Practical Recommendations for Early-Career Researchers
Based on my experience, several considerations may guide early career researchers contemplating mixed methods:
Start with the research question, not the method. Ask what evidence is genuinely required to answer your question, rather than defaulting to familiar approaches. If a single method suffices, there is no need to add complexity. Mixed methods emerge from the inquiry’s demands, not from methodological preference.
Be clear about why you are mixing methods. Different purposes, explanations, explorations, and contextualization imply different designs and sequences. Being explicit about your rationale ensures coherence across design, collection, and analysis. Without this clarity, integration becomes difficult, and the study risks becoming methodologically plural but conceptually disconnected.
Discuss methodological choices with your supervisor early on. This is critical, especially where mixed methods are unfamiliar or unevenly supported. Supervisors need to understand not only what you plan to do but why and how you will manage the additional demands. Early alignment prevents confusion and ensures necessary support.
Avoid overextending yourself. Mixed methods need not be large or complex to be effective. A small, well-integrated qualitative component often adds more value than an ambitious but poorly connected design. Focus on doing integration well rather than attempting everything at once.
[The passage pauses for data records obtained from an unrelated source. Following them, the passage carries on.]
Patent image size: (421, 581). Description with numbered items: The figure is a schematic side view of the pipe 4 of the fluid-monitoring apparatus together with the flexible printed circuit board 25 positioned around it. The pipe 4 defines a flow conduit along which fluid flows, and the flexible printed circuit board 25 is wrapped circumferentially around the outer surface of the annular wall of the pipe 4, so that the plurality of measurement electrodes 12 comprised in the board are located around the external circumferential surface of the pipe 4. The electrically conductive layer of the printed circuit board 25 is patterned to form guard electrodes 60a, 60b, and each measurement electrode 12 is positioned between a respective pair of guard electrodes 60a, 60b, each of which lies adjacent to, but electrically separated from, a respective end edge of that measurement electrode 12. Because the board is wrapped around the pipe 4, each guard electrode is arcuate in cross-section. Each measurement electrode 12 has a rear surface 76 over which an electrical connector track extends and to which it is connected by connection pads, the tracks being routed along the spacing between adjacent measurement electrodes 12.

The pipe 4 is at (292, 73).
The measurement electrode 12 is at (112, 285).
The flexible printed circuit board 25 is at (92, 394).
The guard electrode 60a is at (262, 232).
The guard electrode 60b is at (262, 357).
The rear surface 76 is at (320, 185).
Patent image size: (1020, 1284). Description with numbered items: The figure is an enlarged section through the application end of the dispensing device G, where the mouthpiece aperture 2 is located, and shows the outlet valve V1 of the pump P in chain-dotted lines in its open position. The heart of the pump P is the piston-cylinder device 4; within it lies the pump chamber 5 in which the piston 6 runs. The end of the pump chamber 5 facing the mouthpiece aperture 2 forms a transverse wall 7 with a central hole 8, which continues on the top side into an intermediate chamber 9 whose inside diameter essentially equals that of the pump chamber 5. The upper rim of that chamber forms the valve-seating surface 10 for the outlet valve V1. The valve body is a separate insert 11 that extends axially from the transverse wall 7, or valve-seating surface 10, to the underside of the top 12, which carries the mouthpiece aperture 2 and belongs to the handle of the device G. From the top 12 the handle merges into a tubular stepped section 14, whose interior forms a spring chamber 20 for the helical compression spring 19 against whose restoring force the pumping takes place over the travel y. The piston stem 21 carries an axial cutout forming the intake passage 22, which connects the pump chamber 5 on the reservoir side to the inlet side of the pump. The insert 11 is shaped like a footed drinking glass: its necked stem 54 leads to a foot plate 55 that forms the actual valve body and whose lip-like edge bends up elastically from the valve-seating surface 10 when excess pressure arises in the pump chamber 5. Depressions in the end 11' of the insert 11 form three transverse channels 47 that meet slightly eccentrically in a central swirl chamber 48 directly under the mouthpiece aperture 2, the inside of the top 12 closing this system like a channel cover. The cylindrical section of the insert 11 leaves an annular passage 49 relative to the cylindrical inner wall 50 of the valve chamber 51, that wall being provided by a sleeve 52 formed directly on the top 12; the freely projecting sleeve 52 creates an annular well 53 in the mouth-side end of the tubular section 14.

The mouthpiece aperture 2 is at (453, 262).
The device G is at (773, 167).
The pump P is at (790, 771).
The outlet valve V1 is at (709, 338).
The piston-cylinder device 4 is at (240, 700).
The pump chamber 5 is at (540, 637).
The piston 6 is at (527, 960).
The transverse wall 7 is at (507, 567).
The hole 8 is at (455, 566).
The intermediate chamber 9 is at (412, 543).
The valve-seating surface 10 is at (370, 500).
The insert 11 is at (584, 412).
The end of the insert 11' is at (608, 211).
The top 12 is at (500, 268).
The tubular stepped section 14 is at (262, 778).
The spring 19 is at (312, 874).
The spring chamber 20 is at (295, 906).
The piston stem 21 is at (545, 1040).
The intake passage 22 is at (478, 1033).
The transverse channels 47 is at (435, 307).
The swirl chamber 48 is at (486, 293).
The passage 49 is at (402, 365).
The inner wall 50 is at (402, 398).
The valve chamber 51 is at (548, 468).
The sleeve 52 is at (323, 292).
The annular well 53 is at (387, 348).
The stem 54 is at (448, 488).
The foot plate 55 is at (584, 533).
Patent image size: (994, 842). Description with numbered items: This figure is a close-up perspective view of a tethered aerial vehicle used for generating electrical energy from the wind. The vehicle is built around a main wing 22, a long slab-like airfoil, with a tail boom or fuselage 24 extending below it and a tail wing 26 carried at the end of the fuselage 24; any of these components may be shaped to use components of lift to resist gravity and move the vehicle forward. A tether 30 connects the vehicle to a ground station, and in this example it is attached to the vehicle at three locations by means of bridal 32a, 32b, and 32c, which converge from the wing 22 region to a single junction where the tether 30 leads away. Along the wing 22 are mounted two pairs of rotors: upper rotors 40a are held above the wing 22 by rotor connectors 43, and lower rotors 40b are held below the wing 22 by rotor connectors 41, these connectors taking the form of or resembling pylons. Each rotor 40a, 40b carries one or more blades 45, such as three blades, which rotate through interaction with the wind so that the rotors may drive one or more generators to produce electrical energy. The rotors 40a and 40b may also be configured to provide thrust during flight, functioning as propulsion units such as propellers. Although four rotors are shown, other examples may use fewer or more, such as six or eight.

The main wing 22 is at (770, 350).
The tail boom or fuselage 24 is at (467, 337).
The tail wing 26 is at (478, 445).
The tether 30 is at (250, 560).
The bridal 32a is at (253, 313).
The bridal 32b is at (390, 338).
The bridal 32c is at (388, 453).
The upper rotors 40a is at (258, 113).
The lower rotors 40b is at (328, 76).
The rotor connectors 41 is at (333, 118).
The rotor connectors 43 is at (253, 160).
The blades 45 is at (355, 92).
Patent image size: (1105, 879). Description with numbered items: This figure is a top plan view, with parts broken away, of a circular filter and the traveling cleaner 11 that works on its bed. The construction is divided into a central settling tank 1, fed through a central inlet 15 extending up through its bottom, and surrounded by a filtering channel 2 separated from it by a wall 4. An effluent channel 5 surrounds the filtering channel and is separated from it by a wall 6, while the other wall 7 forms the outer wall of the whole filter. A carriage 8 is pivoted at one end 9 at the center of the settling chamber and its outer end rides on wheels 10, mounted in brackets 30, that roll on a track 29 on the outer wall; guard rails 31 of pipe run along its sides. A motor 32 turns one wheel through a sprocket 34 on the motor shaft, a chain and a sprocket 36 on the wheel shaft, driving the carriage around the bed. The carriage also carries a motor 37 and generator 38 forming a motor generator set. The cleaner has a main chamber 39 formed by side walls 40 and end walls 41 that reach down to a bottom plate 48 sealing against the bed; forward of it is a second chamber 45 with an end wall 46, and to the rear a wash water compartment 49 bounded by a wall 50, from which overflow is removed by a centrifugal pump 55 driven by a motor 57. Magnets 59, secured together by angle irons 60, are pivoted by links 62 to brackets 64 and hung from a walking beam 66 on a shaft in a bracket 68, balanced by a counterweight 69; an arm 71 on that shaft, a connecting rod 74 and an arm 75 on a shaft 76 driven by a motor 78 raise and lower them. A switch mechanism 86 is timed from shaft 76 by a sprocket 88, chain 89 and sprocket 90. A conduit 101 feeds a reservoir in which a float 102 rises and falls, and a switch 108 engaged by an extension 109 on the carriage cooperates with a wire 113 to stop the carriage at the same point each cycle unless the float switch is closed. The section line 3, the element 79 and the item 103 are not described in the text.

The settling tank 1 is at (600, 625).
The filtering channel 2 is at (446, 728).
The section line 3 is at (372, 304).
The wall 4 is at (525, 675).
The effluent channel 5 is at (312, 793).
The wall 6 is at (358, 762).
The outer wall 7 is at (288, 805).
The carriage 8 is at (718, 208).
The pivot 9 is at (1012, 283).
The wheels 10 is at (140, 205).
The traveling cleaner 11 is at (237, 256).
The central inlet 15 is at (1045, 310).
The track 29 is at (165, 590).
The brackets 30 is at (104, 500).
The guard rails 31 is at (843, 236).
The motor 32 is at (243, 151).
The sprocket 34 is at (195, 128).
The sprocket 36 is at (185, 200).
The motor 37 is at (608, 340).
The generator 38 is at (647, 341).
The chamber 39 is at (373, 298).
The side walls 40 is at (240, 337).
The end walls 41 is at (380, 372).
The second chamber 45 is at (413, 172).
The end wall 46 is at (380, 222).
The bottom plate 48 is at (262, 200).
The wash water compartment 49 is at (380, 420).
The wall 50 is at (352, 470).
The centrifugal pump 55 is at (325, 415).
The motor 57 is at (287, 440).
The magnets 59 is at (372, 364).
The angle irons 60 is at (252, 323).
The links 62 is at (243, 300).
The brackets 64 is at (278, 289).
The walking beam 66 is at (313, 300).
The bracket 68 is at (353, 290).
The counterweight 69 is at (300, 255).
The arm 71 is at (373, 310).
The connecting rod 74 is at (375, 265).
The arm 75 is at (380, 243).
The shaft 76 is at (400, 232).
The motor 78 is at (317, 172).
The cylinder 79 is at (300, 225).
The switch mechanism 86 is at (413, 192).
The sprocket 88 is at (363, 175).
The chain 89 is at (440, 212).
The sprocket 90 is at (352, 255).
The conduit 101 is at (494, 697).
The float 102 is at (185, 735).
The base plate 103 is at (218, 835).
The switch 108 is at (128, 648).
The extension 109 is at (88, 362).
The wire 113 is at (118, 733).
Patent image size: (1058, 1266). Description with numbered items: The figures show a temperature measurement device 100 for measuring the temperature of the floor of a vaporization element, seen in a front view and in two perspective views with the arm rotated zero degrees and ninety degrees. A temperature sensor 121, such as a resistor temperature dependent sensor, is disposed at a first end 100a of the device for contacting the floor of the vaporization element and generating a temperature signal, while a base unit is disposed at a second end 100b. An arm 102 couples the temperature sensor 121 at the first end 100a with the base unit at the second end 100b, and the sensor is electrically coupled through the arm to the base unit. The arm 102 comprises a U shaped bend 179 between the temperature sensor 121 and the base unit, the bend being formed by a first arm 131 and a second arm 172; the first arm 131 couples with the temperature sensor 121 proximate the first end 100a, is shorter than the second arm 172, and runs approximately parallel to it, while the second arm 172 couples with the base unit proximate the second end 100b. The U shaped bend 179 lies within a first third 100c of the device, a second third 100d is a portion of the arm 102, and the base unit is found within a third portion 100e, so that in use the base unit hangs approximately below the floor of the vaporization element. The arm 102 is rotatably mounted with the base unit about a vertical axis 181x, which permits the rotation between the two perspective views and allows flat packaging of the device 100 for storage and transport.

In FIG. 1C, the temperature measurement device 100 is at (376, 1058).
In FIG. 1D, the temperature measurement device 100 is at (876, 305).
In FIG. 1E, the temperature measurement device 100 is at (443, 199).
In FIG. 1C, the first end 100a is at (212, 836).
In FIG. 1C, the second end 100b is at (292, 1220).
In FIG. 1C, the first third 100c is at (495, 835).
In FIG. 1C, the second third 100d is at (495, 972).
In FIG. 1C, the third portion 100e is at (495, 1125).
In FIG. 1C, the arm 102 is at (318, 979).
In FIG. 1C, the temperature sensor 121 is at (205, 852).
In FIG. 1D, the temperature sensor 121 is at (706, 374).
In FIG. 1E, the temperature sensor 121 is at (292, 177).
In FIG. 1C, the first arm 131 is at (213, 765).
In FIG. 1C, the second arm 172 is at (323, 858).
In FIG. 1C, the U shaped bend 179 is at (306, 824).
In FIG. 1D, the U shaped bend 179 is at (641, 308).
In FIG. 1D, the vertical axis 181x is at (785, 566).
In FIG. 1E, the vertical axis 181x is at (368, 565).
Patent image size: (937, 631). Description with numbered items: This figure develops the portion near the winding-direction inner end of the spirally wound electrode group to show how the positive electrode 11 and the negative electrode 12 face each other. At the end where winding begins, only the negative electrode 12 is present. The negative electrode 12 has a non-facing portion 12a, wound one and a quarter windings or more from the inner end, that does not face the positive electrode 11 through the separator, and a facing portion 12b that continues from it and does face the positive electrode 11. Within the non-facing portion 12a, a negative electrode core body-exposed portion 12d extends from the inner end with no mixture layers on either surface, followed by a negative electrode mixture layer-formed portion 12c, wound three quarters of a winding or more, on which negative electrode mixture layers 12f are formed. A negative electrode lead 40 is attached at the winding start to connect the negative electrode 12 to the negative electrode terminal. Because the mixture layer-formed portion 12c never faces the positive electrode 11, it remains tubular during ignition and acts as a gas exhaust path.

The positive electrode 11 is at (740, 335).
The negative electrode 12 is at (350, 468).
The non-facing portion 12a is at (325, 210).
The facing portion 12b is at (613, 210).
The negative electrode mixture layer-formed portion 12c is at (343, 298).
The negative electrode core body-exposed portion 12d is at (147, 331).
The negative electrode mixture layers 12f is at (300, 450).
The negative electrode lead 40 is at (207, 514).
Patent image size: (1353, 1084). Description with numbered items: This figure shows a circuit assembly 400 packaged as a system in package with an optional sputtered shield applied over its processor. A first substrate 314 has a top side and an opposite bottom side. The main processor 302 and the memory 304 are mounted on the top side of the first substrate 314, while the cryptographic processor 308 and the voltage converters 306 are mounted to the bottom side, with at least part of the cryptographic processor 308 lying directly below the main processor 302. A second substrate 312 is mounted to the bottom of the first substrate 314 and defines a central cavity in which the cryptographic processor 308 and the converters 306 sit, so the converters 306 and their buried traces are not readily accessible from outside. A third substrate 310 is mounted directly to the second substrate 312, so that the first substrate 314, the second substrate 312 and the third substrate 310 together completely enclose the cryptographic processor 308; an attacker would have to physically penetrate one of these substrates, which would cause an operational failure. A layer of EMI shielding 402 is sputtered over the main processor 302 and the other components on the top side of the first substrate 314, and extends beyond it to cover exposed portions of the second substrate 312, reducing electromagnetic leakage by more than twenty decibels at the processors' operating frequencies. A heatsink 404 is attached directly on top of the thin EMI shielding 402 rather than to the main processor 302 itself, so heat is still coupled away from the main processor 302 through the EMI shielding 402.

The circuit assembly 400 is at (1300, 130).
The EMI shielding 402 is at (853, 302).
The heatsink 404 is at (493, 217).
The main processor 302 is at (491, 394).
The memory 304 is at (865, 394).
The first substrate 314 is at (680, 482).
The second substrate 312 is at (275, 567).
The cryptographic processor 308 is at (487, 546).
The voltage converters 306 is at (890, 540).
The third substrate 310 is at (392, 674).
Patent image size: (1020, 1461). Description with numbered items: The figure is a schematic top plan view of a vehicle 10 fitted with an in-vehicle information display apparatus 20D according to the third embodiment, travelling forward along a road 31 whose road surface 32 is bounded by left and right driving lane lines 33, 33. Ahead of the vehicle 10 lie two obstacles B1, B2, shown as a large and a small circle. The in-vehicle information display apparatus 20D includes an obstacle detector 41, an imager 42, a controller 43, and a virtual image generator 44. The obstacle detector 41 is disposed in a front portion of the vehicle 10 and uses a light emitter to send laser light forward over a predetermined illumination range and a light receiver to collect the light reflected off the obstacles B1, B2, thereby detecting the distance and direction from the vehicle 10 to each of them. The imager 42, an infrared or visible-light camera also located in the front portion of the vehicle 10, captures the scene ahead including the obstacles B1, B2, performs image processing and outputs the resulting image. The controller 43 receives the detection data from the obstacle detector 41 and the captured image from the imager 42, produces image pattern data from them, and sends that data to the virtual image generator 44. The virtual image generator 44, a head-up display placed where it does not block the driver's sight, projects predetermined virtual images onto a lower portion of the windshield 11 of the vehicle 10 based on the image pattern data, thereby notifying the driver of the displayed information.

Respect both methodological traditions. Quantitative and qualitative approaches have distinct standards of rigour; neither should be treated as secondary. Mixed methods require competence in both and a willingness to engage seriously with each tradition’s strengths and limitations.
Closing Reflection
Mixed methods did not make my research easier. It made it more demanding but also more meaningful. If you have ever found your findings to be technically correct yet contextually incomplete, you are not alone; many early-career researchers encounter this tension without the language to name it or a clear pathway to address it. Mixed methods offer a way forward not as a formula or guarantee, but as a reflective approach to research that takes complexity, context, and lived experience seriously. It requires time, intentional integration, and reflexivity, but also allows researchers to ask better questions and produce more credible and useful knowledge. Like any methodological skills, mixed methods develop through practice. Start where you are, learn from each project, and let your research questions, rather than methodological loyalty, guide your choices.